We can begin by realizing that there are only two kinds of squares in a memento mori - those that are black and those that are white. In other words, those that are already filled in and those that remain blank.

The black ones represent our past. There is nothing we can do about them now. The only healthy way to regard the past is with unequivocal gratitude. Be grateful for every good thing you have experienced. And be grateful for the lesson in every bad thing, as well as grateful that it has passed. 

The blank squares are blank for a reason. NOTHING IN THE FUTURE HAS HAPPENED YET! So, this is something you can do everything about. The whole rest of your life starts right now, always. I am reminded of a great book I just saw, entitled "It Is NEVER Too Late, As Long As You Start RIGHT NOW!"

Here is a challenge. 

Create your own memento mori. You can even download a blank one in .pdf form right here ...

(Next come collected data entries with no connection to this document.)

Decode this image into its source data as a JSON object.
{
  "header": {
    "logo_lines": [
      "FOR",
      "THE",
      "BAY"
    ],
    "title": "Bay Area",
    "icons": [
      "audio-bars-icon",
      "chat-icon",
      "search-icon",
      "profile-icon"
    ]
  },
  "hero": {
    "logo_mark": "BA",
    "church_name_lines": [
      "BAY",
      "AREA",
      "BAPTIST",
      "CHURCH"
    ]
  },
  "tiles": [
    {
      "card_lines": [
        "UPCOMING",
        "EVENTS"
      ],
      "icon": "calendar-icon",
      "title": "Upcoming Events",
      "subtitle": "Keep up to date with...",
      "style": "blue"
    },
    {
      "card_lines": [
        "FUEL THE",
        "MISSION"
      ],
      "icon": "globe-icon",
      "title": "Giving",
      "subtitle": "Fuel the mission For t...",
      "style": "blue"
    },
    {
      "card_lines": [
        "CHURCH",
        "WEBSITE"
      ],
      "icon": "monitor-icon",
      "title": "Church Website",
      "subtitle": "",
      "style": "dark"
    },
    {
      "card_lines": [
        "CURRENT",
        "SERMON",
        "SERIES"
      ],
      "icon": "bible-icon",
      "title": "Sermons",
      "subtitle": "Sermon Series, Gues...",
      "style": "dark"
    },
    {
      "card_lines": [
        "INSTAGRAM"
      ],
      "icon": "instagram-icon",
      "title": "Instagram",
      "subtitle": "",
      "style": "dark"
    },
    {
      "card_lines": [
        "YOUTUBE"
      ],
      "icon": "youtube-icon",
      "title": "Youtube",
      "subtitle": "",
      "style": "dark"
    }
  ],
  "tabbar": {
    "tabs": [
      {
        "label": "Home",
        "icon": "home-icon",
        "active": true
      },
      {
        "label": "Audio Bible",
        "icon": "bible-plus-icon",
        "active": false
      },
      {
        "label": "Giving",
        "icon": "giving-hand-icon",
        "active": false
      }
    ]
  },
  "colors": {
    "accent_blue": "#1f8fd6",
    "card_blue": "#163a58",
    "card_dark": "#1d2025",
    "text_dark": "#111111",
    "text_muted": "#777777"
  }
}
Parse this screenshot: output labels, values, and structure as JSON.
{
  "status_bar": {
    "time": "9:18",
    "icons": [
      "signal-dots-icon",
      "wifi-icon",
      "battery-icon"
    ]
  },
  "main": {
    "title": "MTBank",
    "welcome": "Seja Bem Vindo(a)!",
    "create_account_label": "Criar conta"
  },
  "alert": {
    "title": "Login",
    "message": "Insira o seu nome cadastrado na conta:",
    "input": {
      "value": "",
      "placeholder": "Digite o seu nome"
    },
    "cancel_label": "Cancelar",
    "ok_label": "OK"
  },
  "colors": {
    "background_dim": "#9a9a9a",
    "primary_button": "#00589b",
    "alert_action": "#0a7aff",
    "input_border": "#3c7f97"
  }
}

Really examine how much time has passed and how much is left to come.

And ask yourself these questions... How much of that rapidly shrinking white space am I going to spend watching television? How much do I want to spend feeling sorry for myself? How much am I willing to spend doing things I don't enjoy? What kind of responsibility am I going to take for my health and energy to best enjoy that time? What do I really want to be doing and how can I start doing it? With what friends do I want to share the time I have left in my life?

And then get very excited, not just about every remaining week but about every remaining day, every remaining hour, every remaining minute. Get very excited about your very next breath. AND GET LIVING!

"‎This is our time—the time each one of us has been given. Yet we get lost in semantics—what is good, bad, right, wrong. What do we forget? Everywhere, someone has a request, someone has a prayer. “Make this happen. Give me a better job. Give me a better life.” We forget what we have been given. Somehow, we are unable to look at what is in front of us—the most beautiful, the most magnificent. There is no greater blessing than the coming and going of this breath."              Prem Rawat

Someday, no matter what, your spreadsheet will be totally black. So will mine. So will your kids' and everyone else's. 

So, here is one more question worth asking yourself, from the poet Mary Oliver.

“Tell me, what is it you plan to do with your one wild and precious life?” 

As for me, I plan on living myself to death!